Member of the Illinois House of Representatives from the 32nd district
- In office January 2005 – January 2009
- Preceded by: Charles Morrow
- Succeeded by: Andre Thapedi

Personal details
- Party: Democratic
- Alma mater: Southern Illinois University (B.S.) University of Illinois (M.P.A.)

= Milton Patterson =

American politician

Milton "Milt" Patterson is a former Democratic member of the Illinois House of Representatives, representing the 32nd District on the southwest side of Chicago from 2005 until 2009.

Patterson earned a Bachelor of Science with honors in fire science and fire protection engineering from Southern Illinois University Carbondale, and a master of public administration from University of Illinois at Chicago where he also has done postgraduate study in electrical engineering. He taught circuit analysis and electrical design, and served as Chief Electrical Inspector and Deputy Commissioner of the Chicago Department of Buildings. He also taught courses at Kennedy-King College for a time.

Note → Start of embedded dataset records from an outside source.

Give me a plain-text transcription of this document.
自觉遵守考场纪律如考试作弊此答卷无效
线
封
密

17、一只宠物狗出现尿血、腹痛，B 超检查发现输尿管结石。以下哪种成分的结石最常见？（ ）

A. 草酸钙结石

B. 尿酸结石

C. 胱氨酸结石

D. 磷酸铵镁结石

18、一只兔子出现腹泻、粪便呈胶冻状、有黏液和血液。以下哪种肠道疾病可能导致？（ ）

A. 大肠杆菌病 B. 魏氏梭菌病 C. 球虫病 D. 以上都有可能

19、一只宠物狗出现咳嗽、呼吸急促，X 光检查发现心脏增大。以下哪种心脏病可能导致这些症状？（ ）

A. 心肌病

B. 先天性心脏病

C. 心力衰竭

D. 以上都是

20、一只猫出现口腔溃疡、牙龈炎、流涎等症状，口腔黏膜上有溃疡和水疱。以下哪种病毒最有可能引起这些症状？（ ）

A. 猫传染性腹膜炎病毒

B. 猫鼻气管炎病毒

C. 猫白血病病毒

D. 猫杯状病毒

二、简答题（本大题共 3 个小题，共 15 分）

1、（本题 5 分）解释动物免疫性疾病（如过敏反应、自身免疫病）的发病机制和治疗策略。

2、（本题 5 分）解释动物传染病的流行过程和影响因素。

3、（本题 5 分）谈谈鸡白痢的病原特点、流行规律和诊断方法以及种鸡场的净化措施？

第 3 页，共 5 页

In the 2004 Democratic primary, Patterson defeated seventeen-year incumbent Charles Morrow to represent the 32nd district. The 32nd district at the time included parts of the Greater Grand Crossing, Englewood, West Englewood, Chicago Lawn, Ashburn, and West Lawn.

During the 94th General Assembly, Patterson served on the following committees: Appropriations-Public Safety; Computer Technology; Electric Utility Oversight; Housing and Urban Development. During the 95th General Assembly, Patterson served as the Vice Chair of the Committee on Computer Technology.

On January 9, 2009, Patterson was the lone House vote (114–1) against impeaching Governor Rod Blagojevich on corruption charges and committing abuses of power. In the roll call, Patterson said he didn't feel it was his job to vote to impeach the governor. He declined to comment on whether he approved of Blagojevich's performance. Patterson defended his vote against impeachment by stating that "I have no firsthand knowledge of any of the evidence," "I went by my own gut feeling, as simple as that," and also that "I read the report. If the government is going to indict him, let them go ahead and do that. That's their job and I'm doing my job."

After suffering a stroke, Patterson chose to retire and was succeeded by fellow Democrat Andre Thapedi.